Custard will freeze rock solid without churning. The act of churning while freezing the custard incorporates air and prevents large ice crystals from forming. There are typically three methods to make this happen.

In a self-freezing ice cream machine, the custard is churned with a blade called a dasher while a built-in refrigerant cools the outside of the bowl. An actual freezer is necessary to cool down the bowl. These larger and more expensive machines are typically found in commercial establishments, but they work well.

The ice and salt ice cream machine keeps the custard in a closed container with the dasher. A mixture of ice and salt surrounds the outside of the custard container. The salt melts the ice so that it remains below freezing without becoming a block of ice around the container.

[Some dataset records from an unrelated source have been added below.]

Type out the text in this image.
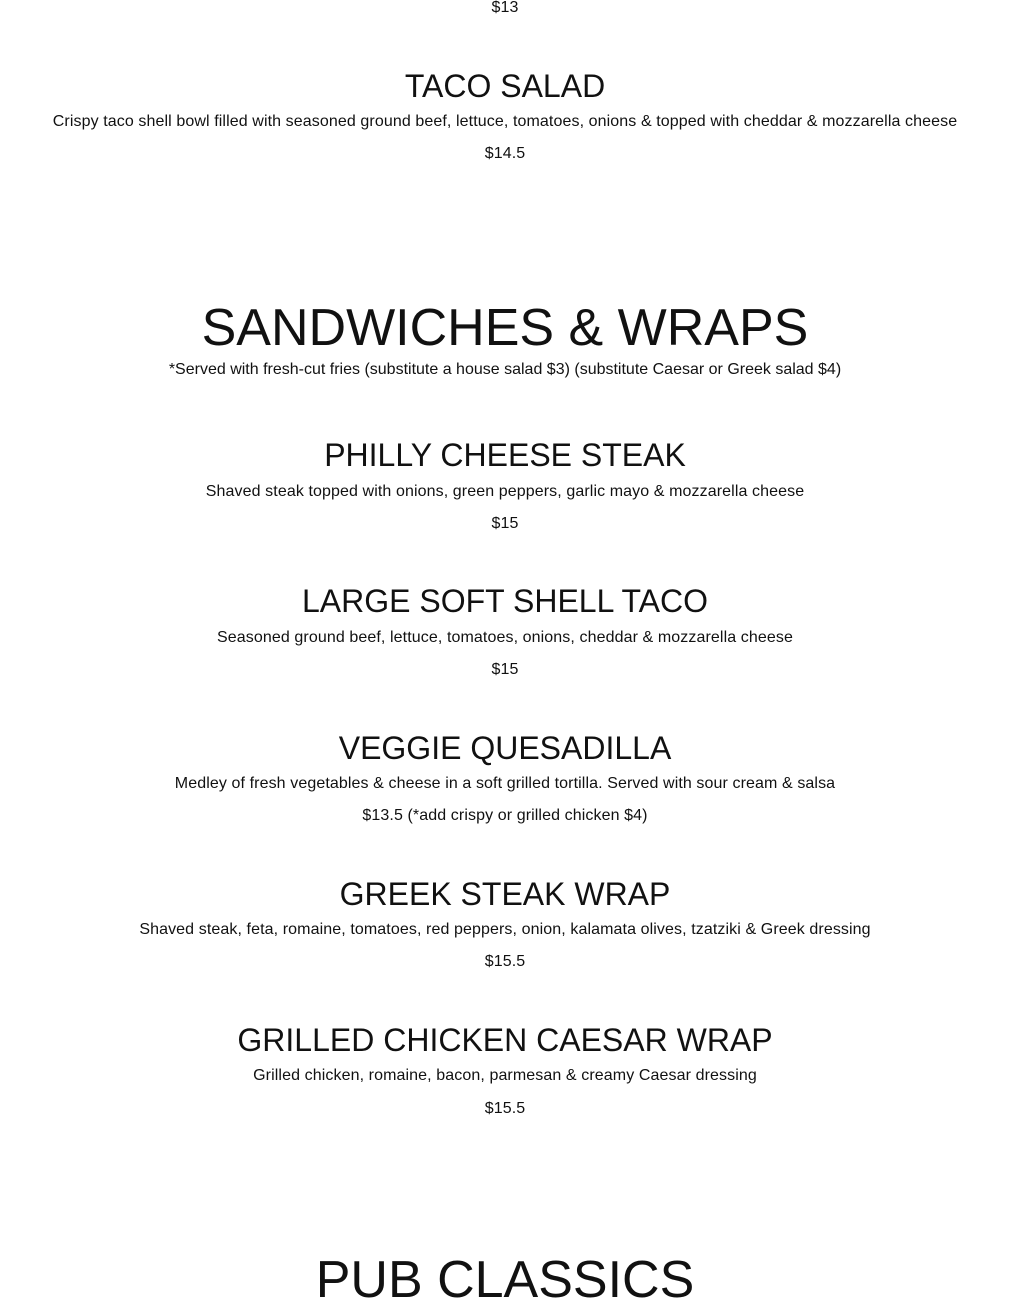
$13
TACO SALAD

Crispy taco shell bowl filled with seasoned ground beef, lettuce, tomatoes, onions & topped with cheddar & mozzarella cheese

$14.5

SANDWICHES & WRAPS

*Served with fresh-cut fries (substitute a house salad $3) (substitute Caesar or Greek salad $4)

PHILLY CHEESE STEAK

Shaved steak topped with onions, green peppers, garlic mayo & mozzarella cheese

$15

LARGE SOFT SHELL TACO

Seasoned ground beef, lettuce, tomatoes, onions, cheddar & mozzarella cheese

$15

VEGGIE QUESADILLA

Medley of fresh vegetables & cheese in a soft grilled tortilla. Served with sour cream & salsa

$13.5 (*add crispy or grilled chicken $4)

GREEK STEAK WRAP

Shaved steak, feta, romaine, tomatoes, red peppers, onion, kalamata olives, tzatziki & Greek dressing

$15.5

GRILLED CHICKEN CAESAR WRAP

Grilled chicken, romaine, bacon, parmesan & creamy Caesar dressing

$15.5

PUB CLASSICS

The frozen bowl machine is probably the most popular home model. The insulation of the bowl is made of a substance similar to an ice pack. The bowl is frozen, then, filled with the precooked and cooled custard. The paddle or dasher is added to a top that holds the dasher in place. The bowl spins while churning and freezing the ice cream.


1 cup cream

1 cup whole milk

Pinch of salt

1 tablespoon vanilla extract cup granulated sugar

5 egg yolks

In a medium saucepan, bring all ingredients — except yolks — to a simmer, and remove from heat. Place yolks into a bowl, and gradually whisk in a small amount of the warmed liquid (a few ounces) until the yolks are warmed. Whisk the yolk mixture into the warmed cream/milk in the saucepan, bringing to a simmer, until mixture has thickened slightly. Remove from heat and strain. Transfer to a bowl or other container, and put into the refrigerator for 4 to 6 hours to cool. Once cool, place the mixture into an ice cream machine, and run until ice cream is about the thickness of smooth peanut butter.


Replace milk with crème fraîche.

Add ¾ cup chocolate chips when bringing cream/milk to simmer.

Fold in any kind of fruit, nuts or candy after churning and before freezing.

Replace sugar with brown sugar and fold in toasted nuts before freezing.

Replace the vanilla extract with the scraped inside of a vanilla bean; and the whole bean while bringing cream to a simmer.

Replace milk with 8 ounces of cream cheese.

Salted Caramel


Caramel is caramelized sugar. The sugar needs to reach about 340 degrees over medium to low even heat. I have added water into this recipe to help dissolve the sugar.



This recipe uses butter but other fats work, too. Bacon, duck or goose fat or lard will richen the sauce and provide distinctive flavor depending upon the direction of your sauce.



You need to have about a 1:1 ratio of pure fat to liquid to have the nice consistency of a caramel sauce. Butter is about 80 percent fat and cream is only about 40 percent. The addition of both the fat and cream to the hot caramel will help cool down the hot sugar, but they will also create some dangerous steam in the process. Make sure you use a long whisk or spoon while adding.


Caramel sauce on its own is very delicious, but there is something about just the right amount of salt that can help bring it all together. A salty and sweet sauce can make a good dish great. It may take a few tries, but adding salt to the hot sauce, and then more if needed when cool, can really help make the sauce “pop” to the flavor!


Salted Caramel

¼ cup water

1 cup sugar

Water as needed

2 ounces butter

¾ cup cream

1 teaspoon vanilla

1 to 2 teaspoons kosher or sea salt to taste

Bring the water and sugar to a simmer in a saucepan over medium to medium-low heat. The sugar needs to reach about 340 degrees. As the sugar starts to dissolve, keep an eye on the side to see if the sugar starts to crystalize. As crystals form, brush the side with water to dissolve back into the mixture. Once the caramel has become the amber-brown color of your preference, move to a cooler part of the stove and let sit for 30 to 60 seconds. Whisk in butter then cream until dissolved and emulsified into mixture. Add 2 or 3 large pinches of sea salt or kosher salt. Allow to cool until ready to use. More salt to taste can be added after the caramel is cool. Will keep in refrigerator for 2 to 3 weeks.